Его жена вспоминала: «Так же как он мог представить себе любую страну, выйдя на полчаса на улицу, так же он представил себе свою смерть. Он вошел в нее, как в очередную роль»... Сегодня Евгению Евстигнееву исполнилось бы 75 лет.
Он любил повторять: актеру нельзя забывать, что он клоун. Это «клоунское», гаерское, шутовское отношение к профессии спасало от чувства собственной важности, столь губительного для любого мастера, спасало от позы «жреца прекрасного», спасало от высокомерия. Нельзя себе представить Евстигнеева, объясняющего, что публика «не поняла его гениального замысла». Он не боялся почти цирковых трюков и фортелей на сцене, не боялся ?впасть в безвкусицу и нажим? и умел внутренне оправдать любые крайности и преувеличения.
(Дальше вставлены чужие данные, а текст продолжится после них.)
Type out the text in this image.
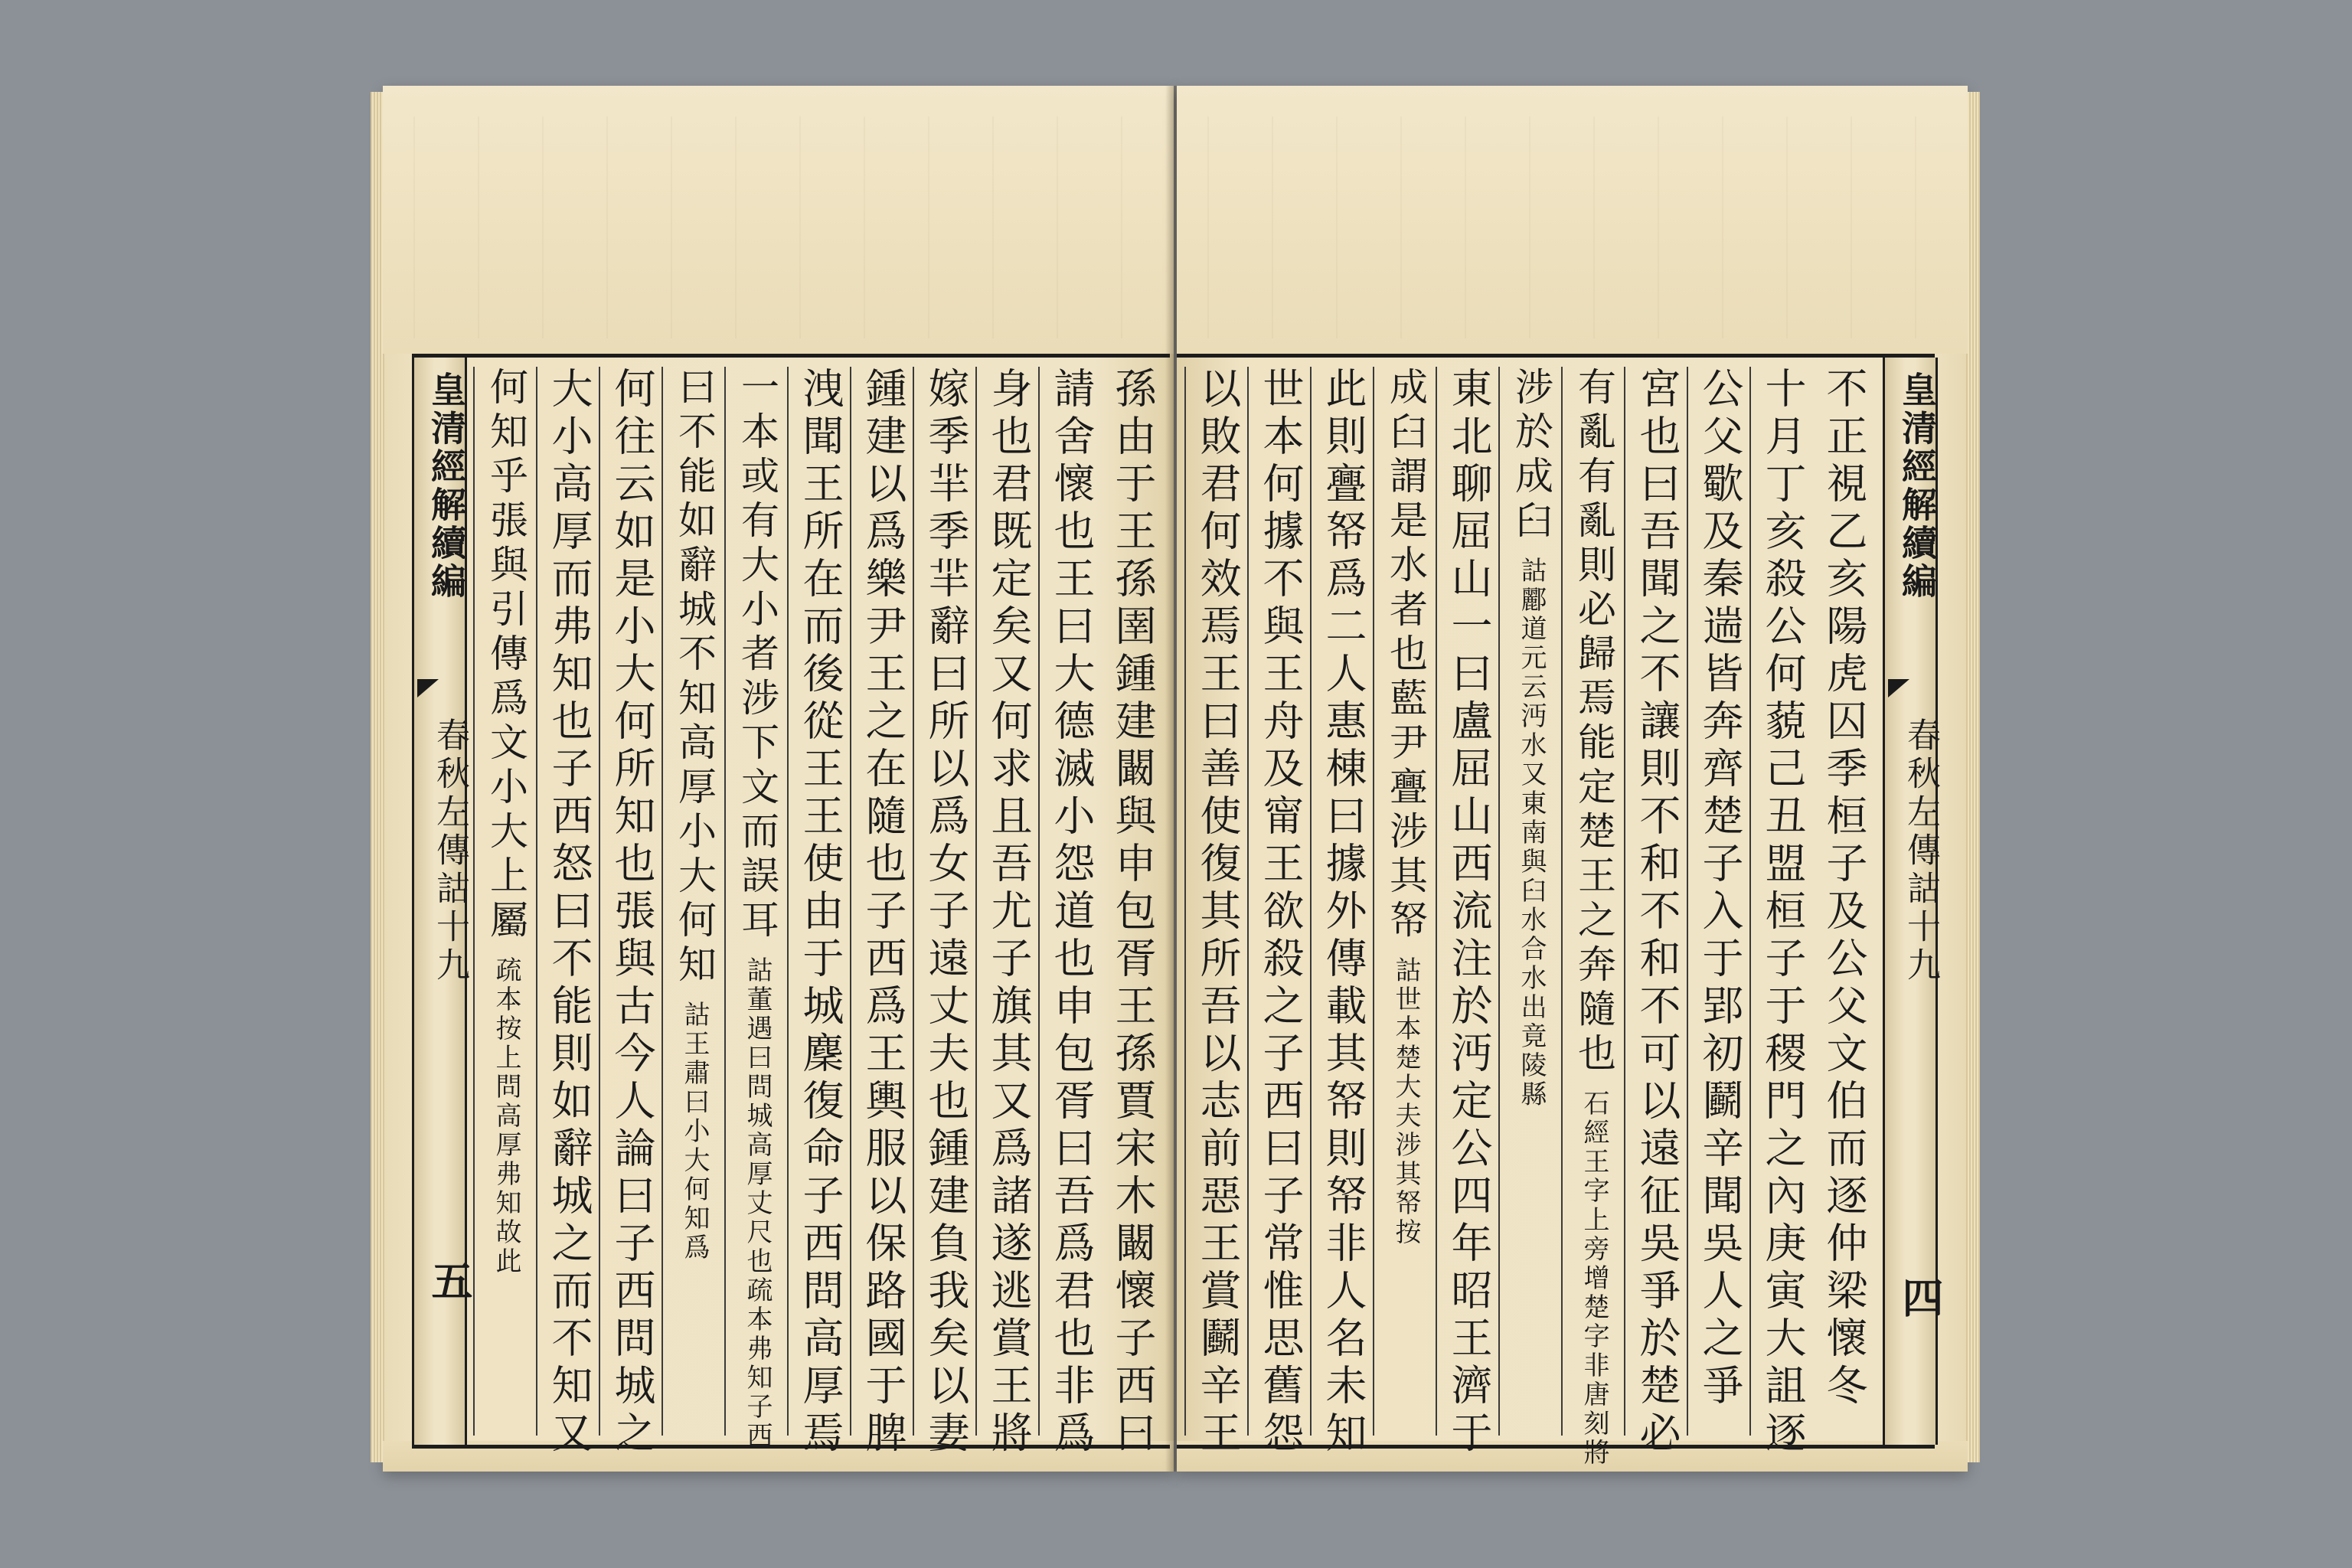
皇清經解續編
春秋左傳詁十九
五	孫由于王孫圉鍾建闞與申包胥王孫賈宋木闞懷子西曰
請舍懷也王曰大德滅小怨道也申包胥曰吾爲君也非爲
身也君既定矣又何求且吾尤子旗其又爲諸遂逃賞王將
嫁季羋季羋辭曰所以爲女子遠丈夫也鍾建負我矣以妻
鍾建以爲樂尹王之在隨也子西爲王輿服以保路國于脾
洩聞王所在而後從王王使由于城麇復命子西問高厚焉
一本或有大小者涉下文而誤耳
詁董遇曰問城高厚丈尺也疏本弗知子西
曰不能如辭城不知高厚小大何知
詁王肅曰小大何知爲
何往云如是小大何所知也張與古今人論曰子西問城之
大小高厚而弗知也子西怒曰不能則如辭城之而不知又
何知乎張與引傳爲文小大上屬
疏本按上問高厚弗知故此
皇清經解續編
春秋左傳詁十九
四
不正視乙亥陽虎囚季桓子及公父文伯而逐仲梁懷冬
十月丁亥殺公何藐己丑盟桓子于稷門之內庚寅大詛逐
公父歜及秦遄皆奔齊楚子入于郢初鬬辛聞吳人之爭
宮也曰吾聞之不讓則不和不和不可以遠征吳爭於楚必
有亂有亂則必歸焉能定楚王之奔隨也
石經王字上旁增楚字非唐刻將
涉於成臼
詁酈道元云沔水又東南與臼水合水出竟陵縣
東北聊屈山一曰盧屈山西流注於沔定公四年昭王濟于
成臼謂是水者也藍尹亹涉其帑
詁世本楚大夫涉其帑按
此則亹帑爲二人惠棟曰據外傳載其帑則帑非人名未知
世本何據不與王舟及甯王欲殺之子西曰子常惟思舊怨
以敗君何效焉王曰善使復其所吾以志前惡王賞鬬辛王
Он не любил высоких слов о святом искусстве, о вдохновении... Актерство было для него профессией не менее трудной, чем профессия клоуна, требующая постоянного поддержания формы.
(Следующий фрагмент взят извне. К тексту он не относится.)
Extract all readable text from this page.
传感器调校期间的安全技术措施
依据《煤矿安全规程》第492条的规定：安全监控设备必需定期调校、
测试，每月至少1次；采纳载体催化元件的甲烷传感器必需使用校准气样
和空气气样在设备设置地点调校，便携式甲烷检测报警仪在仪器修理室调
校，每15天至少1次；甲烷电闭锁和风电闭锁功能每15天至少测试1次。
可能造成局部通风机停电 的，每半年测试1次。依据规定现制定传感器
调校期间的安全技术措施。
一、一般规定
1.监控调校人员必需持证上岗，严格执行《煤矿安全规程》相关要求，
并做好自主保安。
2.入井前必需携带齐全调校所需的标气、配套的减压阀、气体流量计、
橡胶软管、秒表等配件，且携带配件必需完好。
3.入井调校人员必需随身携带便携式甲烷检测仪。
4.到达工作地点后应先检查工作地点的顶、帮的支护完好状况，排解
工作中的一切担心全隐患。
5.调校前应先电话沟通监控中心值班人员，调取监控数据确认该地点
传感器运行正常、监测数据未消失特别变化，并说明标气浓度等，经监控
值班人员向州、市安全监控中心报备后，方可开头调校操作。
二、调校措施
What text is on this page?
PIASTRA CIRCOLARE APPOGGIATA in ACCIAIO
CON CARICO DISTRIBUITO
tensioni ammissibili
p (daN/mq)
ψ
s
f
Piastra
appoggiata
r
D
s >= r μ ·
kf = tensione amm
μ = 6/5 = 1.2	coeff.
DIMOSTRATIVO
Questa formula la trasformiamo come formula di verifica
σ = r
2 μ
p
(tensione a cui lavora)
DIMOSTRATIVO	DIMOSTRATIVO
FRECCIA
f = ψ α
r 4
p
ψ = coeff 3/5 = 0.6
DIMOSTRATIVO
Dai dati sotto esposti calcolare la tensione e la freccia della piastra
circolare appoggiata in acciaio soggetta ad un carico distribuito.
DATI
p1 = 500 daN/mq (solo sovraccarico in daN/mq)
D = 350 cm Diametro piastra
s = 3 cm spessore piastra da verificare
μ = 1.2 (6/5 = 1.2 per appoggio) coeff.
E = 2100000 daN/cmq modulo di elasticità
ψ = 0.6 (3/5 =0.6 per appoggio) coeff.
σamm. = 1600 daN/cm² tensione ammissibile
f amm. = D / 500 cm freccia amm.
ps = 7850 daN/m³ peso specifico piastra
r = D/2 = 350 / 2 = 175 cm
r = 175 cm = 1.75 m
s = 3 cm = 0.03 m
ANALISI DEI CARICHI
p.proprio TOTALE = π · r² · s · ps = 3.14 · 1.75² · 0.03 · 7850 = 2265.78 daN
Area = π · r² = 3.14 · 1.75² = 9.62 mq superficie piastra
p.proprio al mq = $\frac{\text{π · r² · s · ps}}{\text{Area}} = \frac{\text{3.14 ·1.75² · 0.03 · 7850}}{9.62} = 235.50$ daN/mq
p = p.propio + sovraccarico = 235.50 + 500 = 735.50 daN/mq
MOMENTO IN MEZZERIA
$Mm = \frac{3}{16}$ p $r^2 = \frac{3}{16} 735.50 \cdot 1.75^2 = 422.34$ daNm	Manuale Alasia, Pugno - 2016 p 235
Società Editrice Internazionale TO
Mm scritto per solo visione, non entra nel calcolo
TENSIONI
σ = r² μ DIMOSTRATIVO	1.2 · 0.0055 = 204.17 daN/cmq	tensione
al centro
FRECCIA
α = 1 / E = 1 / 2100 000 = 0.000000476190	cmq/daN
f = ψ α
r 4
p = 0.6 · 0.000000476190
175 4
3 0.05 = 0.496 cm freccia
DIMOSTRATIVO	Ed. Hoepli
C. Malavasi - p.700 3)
...Впервые он вышел на сцену в горьковском Доме культуры в составе джазового оркестра. Отработав смену слесарем на заводе, бежал на репетицию: выступали перед киносеансом, а он был в группе ударником. Потом было Горьковское театральное училище, несколько лет работы во Владимирском театре. Уже вкусив популярности, решает начать сначала и поступает в Школу-студию МХАТ. На экзамене читает монолог Брута и зачисляется сразу... на третий курс. Новые сокурсники - Татьяна Доронина, Олег Басилашвили, Михаил Козаков, Галина Волчек (будущая жена) - удивляются, как можно после взрослого театра снова пойти в ученики. Новенький, который сразу оказывается старшим, никак не вписывается в стандарты «героя-любовника». Рядом с двумя породистыми красавцами Басилашвили и Козаковым кажется невзрачным, провинциальным. Как позднее пел о нем Сергей Юрский: «Что вы талантище, так это нет сомненья, что вы красавец - есть другая точка зренья». Что талантище - открылось сразу. Полысевший, длинноносый, со странной манерой глотать буквы в слове, он поразительно преображался во время работы: пластичный, легкий, внутренне музыкальный. Потом его назовут «русским Жаном Габеном» и будут восхищаться выразительностью лица и рук.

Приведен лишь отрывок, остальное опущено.